A U.S. fighter jet shot an unknown object out of the sky Friday off the coast of Alaska not far from the Canadian border, White House officials confirmed, just hours after Canada’s defence minister met with her American counterpart at the Pentagon.
National Security Council co-ordinator John Kirby confirmed the latest encounter and its location during Friday’s press briefing at the White House, and said the order to shoot it down came directly from President Joe Biden.
Kirby said the object, first detected Thursday night, was not far from the Canada-U.S. border when it was shot down off the north Alaska coast over the frozen Arctic Ocean. Pentagon spokesman Brig.-Gen. Pat Ryder said it was travelling in a “northeasterly direction” at the time.
Kirby described the object as “the size of a small car,” but had few other details, such as where it might have come from or its capabilities.
“I can tell you it was an object that was at 40,000 feet” that did not appear to have the ability to manoeuvre, Kirby said, adding it was deemed a threat to civilian aircraft at that altitude.
“I’m not ruling anything in or out,” he said.
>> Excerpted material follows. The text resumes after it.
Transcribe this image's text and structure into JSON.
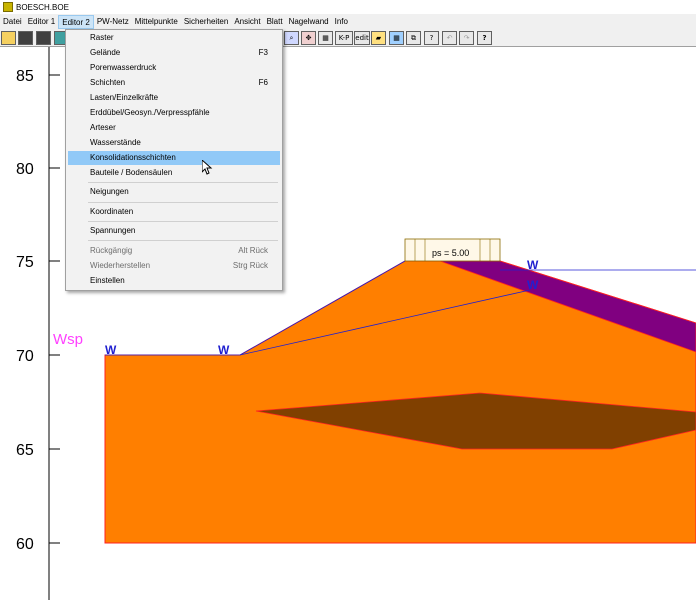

Prime Minister Justin Trudeau was briefed on the situation “and supported the decision to take action,” he tweeted. “Our military and intelligence services will always work together, including through (Norad), to keep people safe.”
Earlier Friday, the U.S. Federal Aviation Administration restricted flights over an area about 26 square kilometres off Bullen Point, the site of a disused U.S. Air Force radar station on the Beaufort Sea about 160 kilometres from the Canada-U.S. border, The Associated Press reported.
“Anytime we detect anything, we’re going to first of all observe it, and then make a decision and take appropriate action,” Ryder said.
“Given the fact that it was operating at an altitude that posed a reasonable threat to civilian air traffic, the determination was made and the president gave the order to take it down.”
The incident unfolded at 1:45 p.m. EST, just hours after Defence Minister Anita Anand was at the Pentagon for a meeting with U.S. Defense Secretary Lloyd Austin, who thanked Canada for its help in tracking the Chinese surveillance balloon that traversed North America last week.
It’s still not clear what U.S. or Canadian intelligence that balloon managed to collect before it was shot out of the sky — an option Canada rejected because it posed no threat to public safety, Anand said earlier in the day.
The U.S. has the lead on analyzing the balloon, which was downed Sunday off the South Carolina coast, and Canada is not directly involved, Anand said.
Through Norad, the jointly commanded continental defence system, both the U.S. and Canada monitored the balloon’s week-long journey from the Aleutian Islands off Alaska to its violent demise over the Atlantic Ocean at the hands of an F-22 Raptor fighter pilot.
But the minister offered no further details about where exactly the balloon was when Canada first learned of the incursion.
“We were … examining the trajectory and analyzing the balloon, including the height of the balloon and the contents of the balloon, and determined that it posed no imminent risk to Canadians at all,” Anand said.
“The analysis of the balloon and its contents … is what the United States is undertaking on its own. We’re not part of that.”
In the Pentagon briefing, Ryder said recovery teams have mapped the debris field on the ocean floor and are gathering it for analysis as weather conditions permit.
“While I won’t go into specifics due to classification reasons, I can say that we have located a significant amount of debris so far that will prove helpful to our further understanding of this balloon and its surveillance capabilities.”
In his meeting with Anand, Austin made specific mention of last week’s balloon as he cited the value of Norad and the importance of the ongoing binational effort to upgrade a system that experts say is desperately out of date.
“The United States and Canada recently worked together through Norad to track (China’s) high-altitude surveillance balloon that violated the sovereignty of both of our countries,” Austin said.
“That co-ordination underscored the importance of our efforts and the need for continued investment in Norad modernization on both sides.”
Norad commander Gen. Glen VanHerck acknowledged earlier this week that the balloon wasn’t the first of its kind to enter U.S. airspace, and that previous events went undetected, exposing a “domain awareness gap” that needs closing.
Anand has said there’s no evidence any of those prior episodes involved Canadian airspace.
“I think we’re going to continue to learn a lot about how these things are or can be detected,” Kirby said. “We expect to learn a lot about our own systems, our own processes, for detection and tracking.”